Maybe it is my turn. Previously I have felt frustration, impatience and sometimes anger but I always felt that I knew who was making the decisions and why, even if I didn’t agree with them (Ed not David?!?).

I understand the outpouring of fury and disgust about the status quo that presumably had some impact on the Brexit vote outcome but I couldn’t then and I can’t now, see how where we are heading can make it any better.

I am feeling scared and powerless-it is very unusual for me!

I hope I am wrong, that I am unrealistic, gloomy, only seeing the worst. I hope so. 
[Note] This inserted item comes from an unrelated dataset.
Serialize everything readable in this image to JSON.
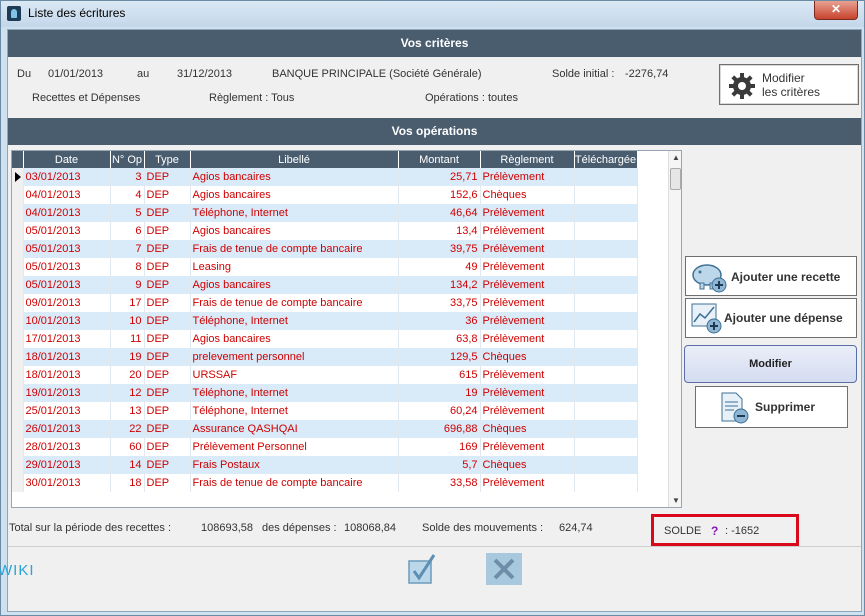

I find that children and young people are amazing, they are able to get on with it and their frustrations and disengagement with adults and their ways will save them from being overwhelmed. Young people are used to grown ups making seemingly random rules and far reaching decisions that don’t take other group’s needs into account. They often feel the need to fight and argue and challenge to make their space in the world. To get some attention. To have their voice heard. 

Children and young people will inherit what we leave them and so they need skills, resilience, confidence and self esteem in order to survive and thrive.

Islington Play and its excellent staff team will continue to try to facilitate the environments and experiences that allow children to explore the world they find themselves in, find out about themselves and others and experience as much independence and freedom as possible.

 I will hunker down and focus on the work that I have committed to because I really believe in it. 

IPA is at the heart of Islington’s approach to children through our services and aim to support all families to protect, nurture and encourage their young ones to engage energetically with their world – whatever that looks like.